China controls the lithium market, processing and consuming the majority of global supply. As the price rises, China may decide to resume shuttered lithium operations, according to Hayden Bairstow, head of research at Perth-based brokerage Argonaut.
“The volatile price outlook is expected to coincide with supply restart announcements, largely in WA and China,” Bairstow said.
“The ever-expanding demand outlook for battery energy storage systems combined with continued strength in electric vehicle sales has further enhanced the near-term fundamental outlook for lithium,” he said.
PLS’s Henderson warned that reopening mines could take months and that price volatility made it difficult to decide whether to restart production.

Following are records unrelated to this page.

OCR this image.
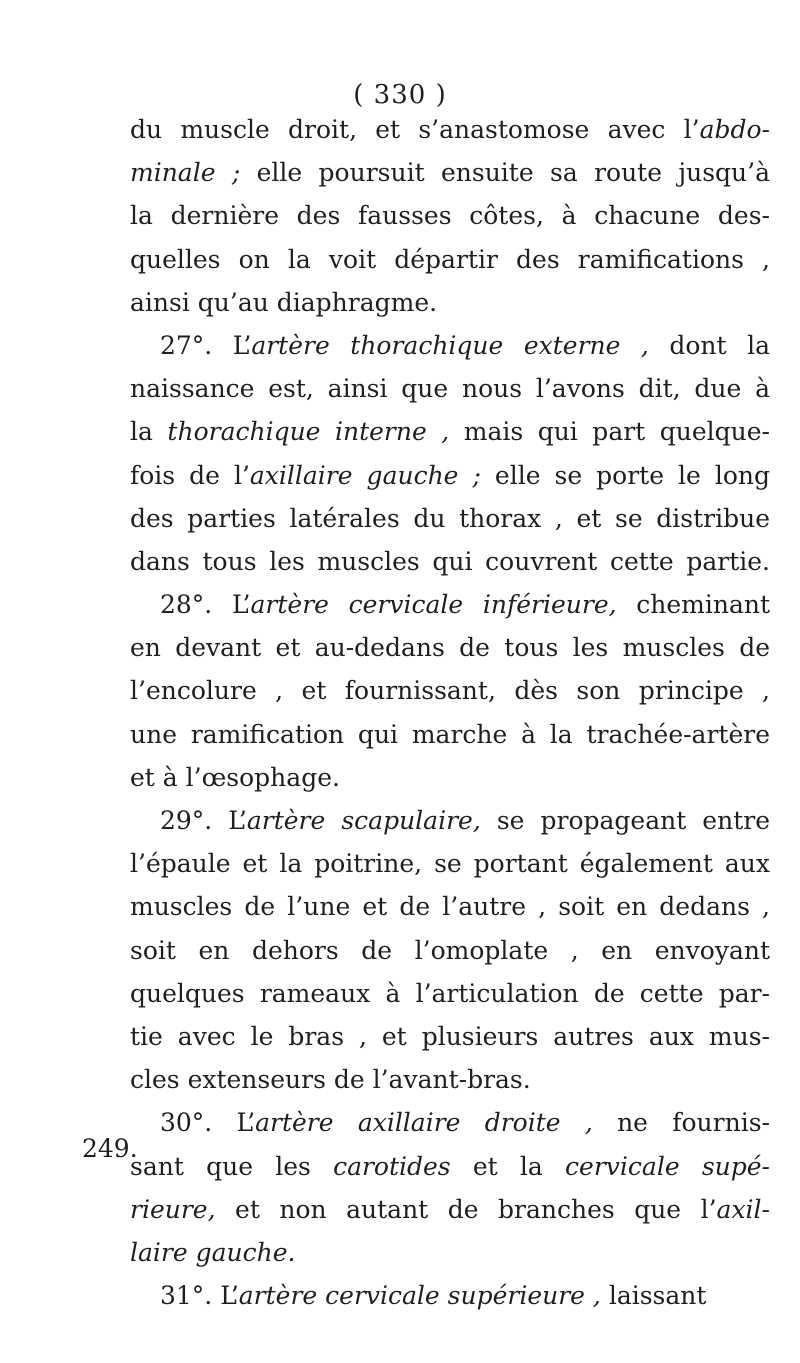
( 330 )
249.
du muscle droit, et s’anastomose avec l’abdo-
minale ; elle poursuit ensuite sa route jusqu’à
la dernière des fausses côtes, à chacune des-
quelles on la voit départir des ramifications ,
ainsi qu’au diaphragme.
27°. L’artère thorachique externe , dont la
naissance est, ainsi que nous l’avons dit, due à
la thorachique interne , mais qui part quelque-
fois de l’axillaire gauche ; elle se porte le long
des parties latérales du thorax , et se distribue
dans tous les muscles qui couvrent cette partie.
28°. L’artère cervicale inférieure, cheminant
en devant et au-dedans de tous les muscles de
l’encolure , et fournissant, dès son principe ,
une ramification qui marche à la trachée-artère
et à l’œsophage.
29°. L’artère scapulaire, se propageant entre
l’épaule et la poitrine, se portant également aux
muscles de l’une et de l’autre , soit en dedans ,
soit en dehors de l’omoplate , en envoyant
quelques rameaux à l’articulation de cette par-
tie avec le bras , et plusieurs autres aux mus-
cles extenseurs de l’avant-bras.
30°. L’artère axillaire droite , ne fournis-
sant que les carotides et la cervicale supé-
rieure, et non autant de branches que l’axil-
laire gauche.
31°. L’artère cervicale supérieure , laissant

“Last December, there was talk of one of the Chinese mines coming onstream, and then coming off again,” he said. “Each time there was that kind of news flash, pricing responded overnight. We have this dynamic of sentiment-driven pricing, and that’s largely owed to the fact that the market is immature and the mechanisms to guide pricing are yet to be built.”
Core Lithium, one of the smaller operators, is tipped to restart its Finniss mine this year. MinRes declined to comment.
A consistent price of about $US1200 to $US1300 per tonne would change the equation and spur a jump in production, analysts said.
“We continue to forecast relatively short price cycles for spodumene, with the assumed supply side response expected to see prices retreat below US$2000 per tonne during 2027 before climbing again in 2029,” Bairstow said.
“It is likely that new supply announcements and restarting of existing capacity, combined with inventory cycles in China will see increased price volatility.”
The price rebound has also pushed up share prices in Australian lithium miners, squeezing out short sellers – traders who profit when a stock falls in value.
MinRes, PLS and Liontown were once regulars in the ASX’s handful of most shorted stocks. Today, only PLS scrapes into the top 20, according to market data site Shortman.
This is the exact reason why I don't avoid stocks that are highly shorted (using PLS as an example >15%). When the tide turns, many shorters (investors? Nah) risk getting stuck in the mud; a dangerous game to play on the share market.
My thesis remains as it has been for over a year for PLS. Market leaders, can produce cheaper than most others, they own their assets and have a shit load of cash. I have been impressed with their management team during this downturn too. Increasing production capacity and investing in a future that hopefully won't be so grim. But no silly/irrational decision making, at least in my opinion.
I agree that perhaps we have reached the point where the bottom is behind us. But perhaps we haven't. Who knows. I am comfortable though that tomorrow will eventually look better than it does today, and PLS will be stronger for it when that day arrives.
Waiting patiently I shall continue.
I'll go out on a limb and say that with western govs looking to prop (e.g. LTR raise), China is seemingly pivoting its lithium rationality to financial sustainability as it won't be able to squeeze out ex-China supply, the nadir for this cycle is now or just behind us. In that cash, significant further downside risk in lithium is low probability now which means returns are asymmetric to the upside again. As such, it makes lithium an intresting space to once again deploy capital.